Study confirms dexamethasone benefits for critically ill Covid-19 patients
The full results of a UK trial of dexamethasone, published on Friday confirmed its life-saving benefits for ventilator-connected Covid-19 patients. Although they suggest it may cause harm, if given too soon.
A total of 2,104 hospitalized patients received daily doses of six milligrams of dexamethasone for up to 10 days, while another 4,321 received standard treatment, comparing death rates after 28 days.
Among respirator patients, the death rate was 29.3% in those who took dexamethasone, versus 41.4% in those who did not, according to the study's findings published in the New England Journal of Medicine.
In patients who received oxygen through less invasive means than respirators, the benefit was less since 23.3% of those who received dexamethasone died compared to 26.2% of those who were not medicated with the steroid.
However, there were no benefits among those who were not receiving oxygen at the time the study began.
In this case, 17.4% of those who took dexamethasone died, against 14% of those who did not, suggesting that the drug increased their risk of mortality.
This is because the drug works by suppressing the abnormal immune response that damages the body's organs, rather than attacking the virus.
In an interview with AFP in June, American scientist Anthony Fauci cautioned that dexamethasone should not be prescribed too soon in covid-19 patients.
It had no effect, or perhaps suggesting a worsening of things from the beginning, said the White House medical adviser.
Fauci considered that this is perfectly compatible with the knowledge that at the beginning of the infection the immune system is needed to suppress the virus.
The research authors estimated that the drug's benefits depend on the right dose, at the right time, in the right patient.

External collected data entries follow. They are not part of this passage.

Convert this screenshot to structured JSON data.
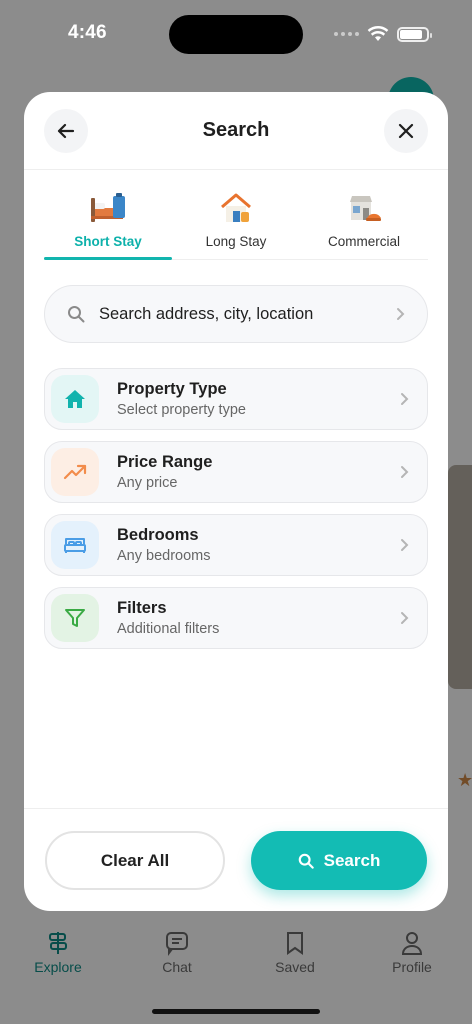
{
  "status_bar": {
    "time": "4:46",
    "battery_level": 0.85
  },
  "modal": {
    "title": "Search",
    "tabs": [
      {
        "label": "Short Stay",
        "icon": "bed-icon",
        "active": true
      },
      {
        "label": "Long Stay",
        "icon": "house-icon",
        "active": false
      },
      {
        "label": "Commercial",
        "icon": "shop-icon",
        "active": false
      }
    ],
    "search": {
      "placeholder": "Search address, city, location"
    },
    "options": [
      {
        "title": "Property Type",
        "subtitle": "Select property type",
        "icon": "home-icon",
        "color": "#12b3ad",
        "bg": "#e3f6f5"
      },
      {
        "title": "Price Range",
        "subtitle": "Any price",
        "icon": "trending-up-icon",
        "color": "#f28c4b",
        "bg": "#fdeee4"
      },
      {
        "title": "Bedrooms",
        "subtitle": "Any bedrooms",
        "icon": "bed-outline-icon",
        "color": "#4a9de6",
        "bg": "#e4f1fc"
      },
      {
        "title": "Filters",
        "subtitle": "Additional filters",
        "icon": "funnel-icon",
        "color": "#3aaa44",
        "bg": "#e3f3e4"
      }
    ],
    "buttons": {
      "clear": "Clear All",
      "search": "Search"
    }
  },
  "bottom_nav": [
    {
      "label": "Explore",
      "active": true
    },
    {
      "label": "Chat",
      "active": false
    },
    {
      "label": "Saved",
      "active": false
    },
    {
      "label": "Profile",
      "active": false
    }
  ],
  "colors": {
    "accent": "#13bcb4",
    "accent_text": "#0db1ab"
  }
}
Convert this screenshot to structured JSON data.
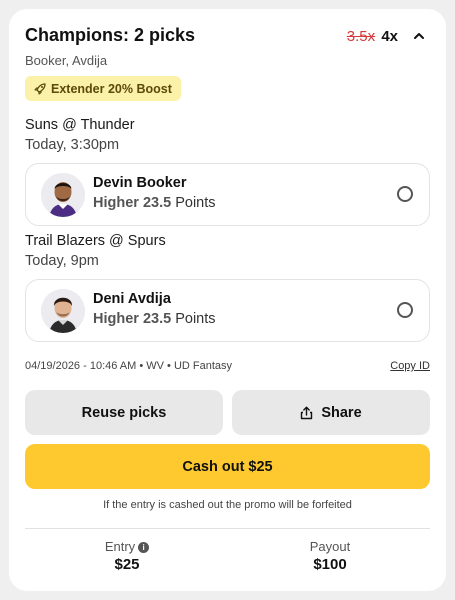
{
  "entry_card": {
    "title": "Champions: 2 picks",
    "old_multiplier": "3.5x",
    "new_multiplier": "4x",
    "subtitle": "Booker, Avdija",
    "boost_label": "Extender 20% Boost"
  },
  "picks": [
    {
      "game": "Suns @ Thunder",
      "time": "Today, 3:30pm",
      "player": "Devin Booker",
      "direction": "Higher",
      "line": "23.5",
      "stat": "Points"
    },
    {
      "game": "Trail Blazers @ Spurs",
      "time": "Today, 9pm",
      "player": "Deni Avdija",
      "direction": "Higher",
      "line": "23.5",
      "stat": "Points"
    }
  ],
  "meta": {
    "text": "04/19/2026 - 10:46 AM • WV • UD Fantasy",
    "copy_id": "Copy ID"
  },
  "actions": {
    "reuse": "Reuse picks",
    "share": "Share",
    "cashout": "Cash out $25",
    "forfeit_note": "If the entry is cashed out the promo will be forfeited"
  },
  "summary": {
    "entry_label": "Entry",
    "entry_value": "$25",
    "payout_label": "Payout",
    "payout_value": "$100"
  },
  "colors": {
    "accent": "#fdc92f",
    "boost_bg": "#fbf1a8",
    "strike": "#d63a3a"
  },
  "icons": [
    "chevron-up-icon",
    "rocket-icon",
    "share-icon",
    "info-icon"
  ]
}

They also indicated that for covid-19, for patients requiring oxygen, the abnormal immune response seems to be more responsible for the damage than the advance of the virus itself in the body.
But they cautioned that this hypothesis should not apply to other viral respiratory diseases like SARS, MERS, and influenza, without further study.
Dexamethasone was adopted in the United Kingdom on June 16, the day the initial research results were announced and is also recommended by the United States National Institutes of Health.